Tuesday, July 13, 2010

Our Questions and Reluctance





The choice of a single right question is what matters for an understanding of our-selves and our surroundings. One single question is what makes all the difference between right and wrong, and, good and bad. We live in a world full of questions unanswered and we are often praised for not questioning for it makes the others around feel uncomfortable and sometimes for the sake of the assumptions, common in material sciences. Gazing empty skies above our head to a simple walk over the earth’s surface can take you in a big-bang of the questions enough to take your lifetime and yet will be carried over for coming generations with many past generations of poverty in a major part of the world. Taking into turn all the trades of knowledge, including religion, for most of their parts are equipments and instruments to earn the economic merits. It is what makes the world go around and the principle underlying the reality we live in. And, is also true to the same degree for those who live on their crude labor, but the underlying reality remain same: the economic benefits of spending time in a productive way.



We live in an age where we are tuned by the clocks in our living- rooms so mechanically that we don not have time for our surroundings. We hardly care that what questions are needed to be answered to be approached. We are not only confined physically, but mentally, as well, so as to result in a consciousness so limited which is so a insignificant part of a greater reality which is broken not just in one or two parts but in millions and billions. The question of identity and individuality is so dear that we very often end up demanding something better and/or more overriding the underlying spirit of equality as humans. The purpose here is not preaching but to cast some light on some of the issues that have dominated the history of mankind and are yet standing as they were. The right to subsistence from the state is one of them whose economic benefits also cannot be ignored. It does not encircle the right to subsistence as the most important of all the rights but as a requisite to concentrate on the work we have chosen to devote time at.

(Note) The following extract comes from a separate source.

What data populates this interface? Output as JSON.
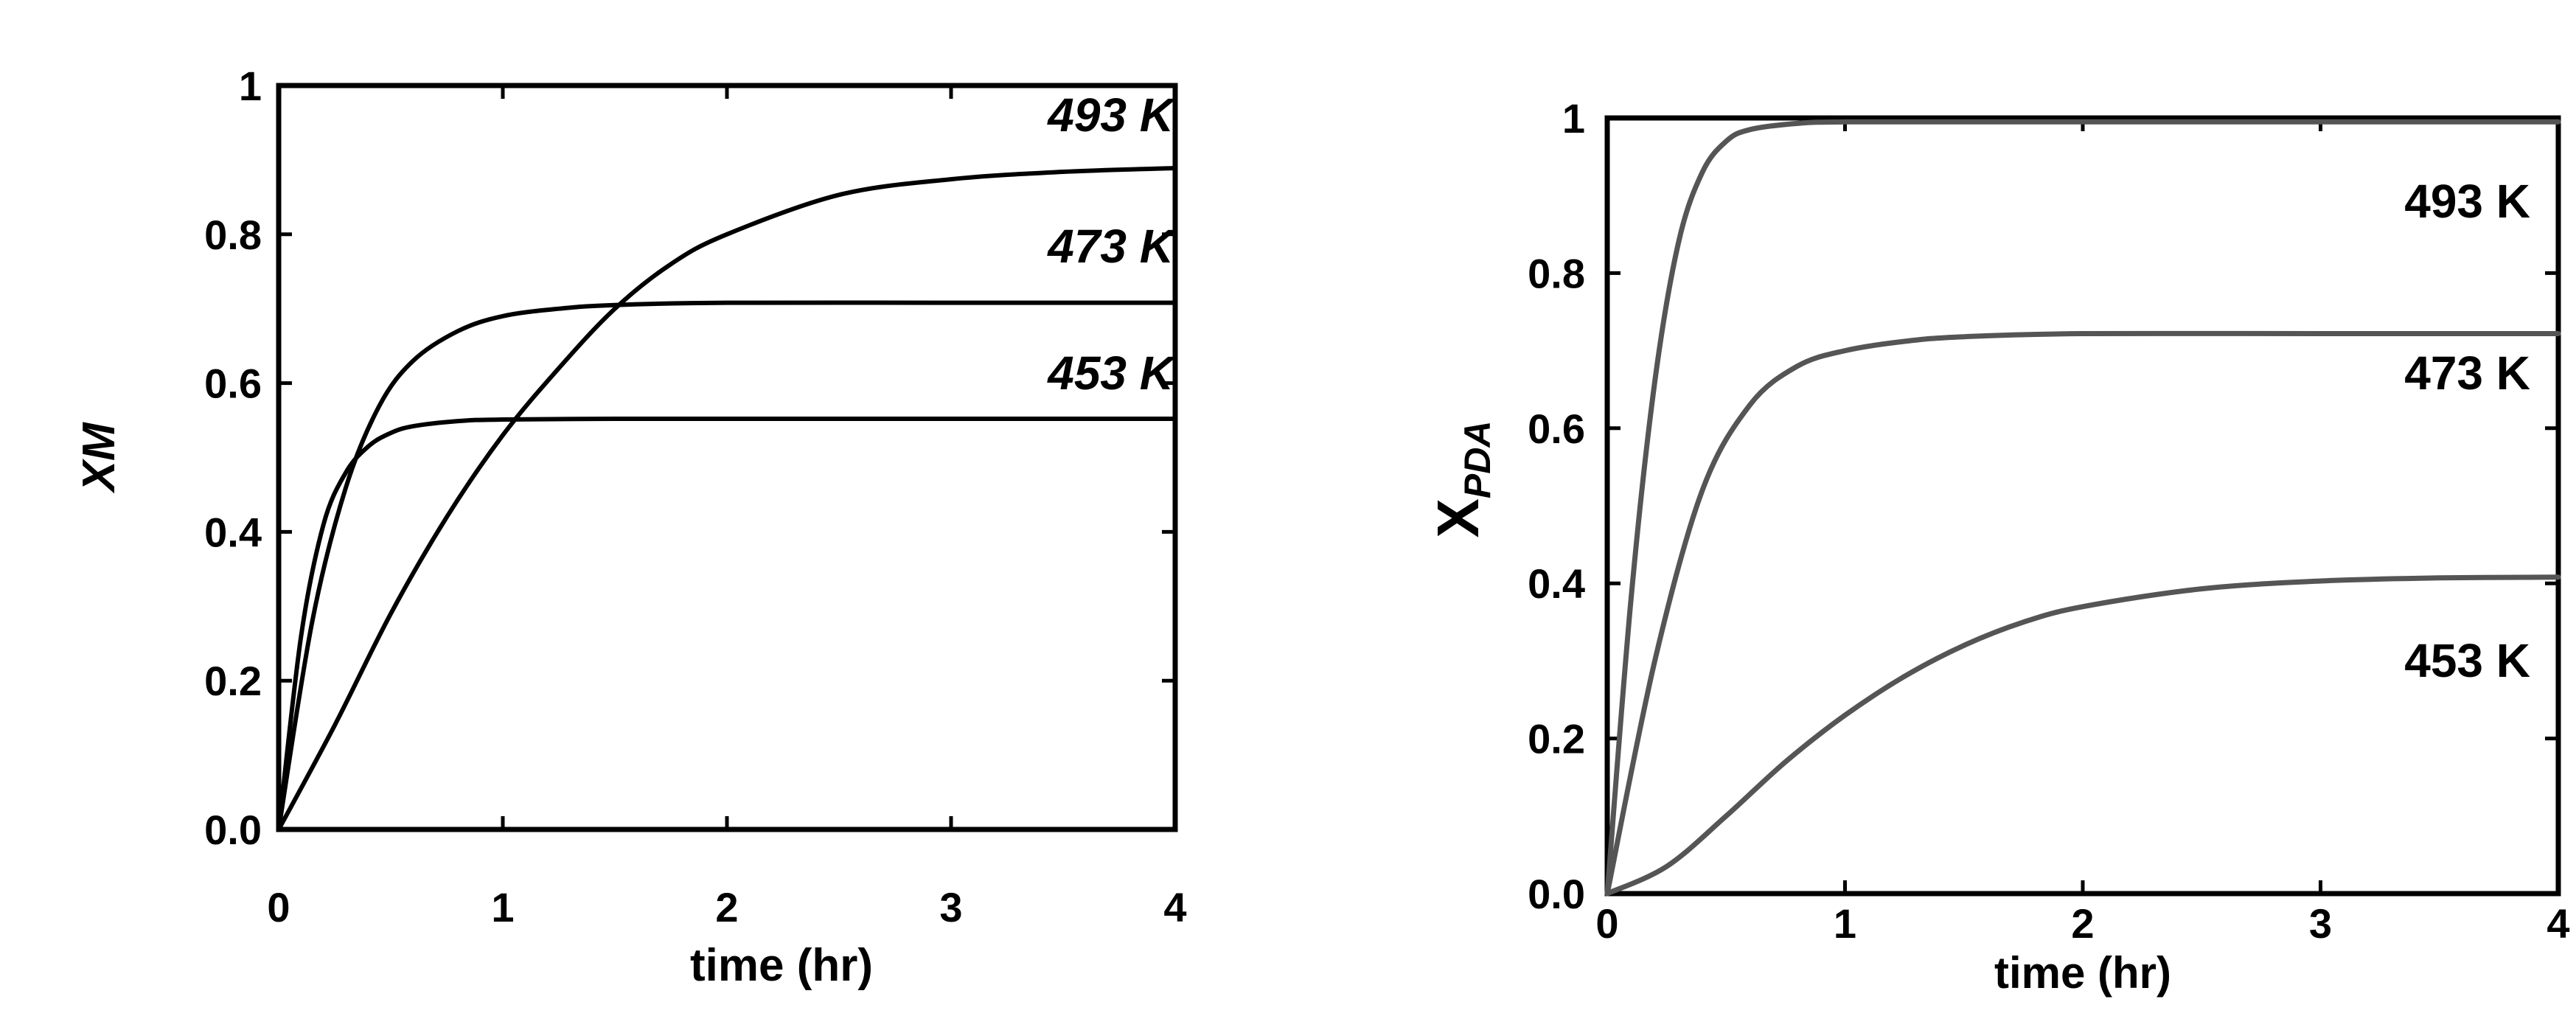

Every body tries to avoid inconvenience. A little avoidance of inconvenience can land the whole economy into a neck-deep trouble just like as the case with our voting rights and is true to the same extent for most of our economic problems. A classic example can be the problem liquidity-trap popular in economics, which says that when interest rates are at there minimum or zero people just do not care to deposit their savings in banks just to avoid the pain of reaching to the banks because they think its not worth taking and no body could imagine the startling consequences except who really know. It would turn the whole economy upside down reducing the economic activity from top to bottom leading to an economic chaos. Among the common one it just could be the reluctance in inquiries regarding small increases in prices at our local grocery shop and when we look back in nostalgia we could hardly believe at the cumulative effect. Some could say that income too has risen but very few will question the unnecessary calls for adjustments in which it is the price which increases first and not the income. Any deviation from equilibrium commonly called the point of stability is not welcomed in economics and in our daily lives but when it comes to pin pointing the causes they are always deducted to some kind of insecurity in some cases and in most it ends just with increasing scores.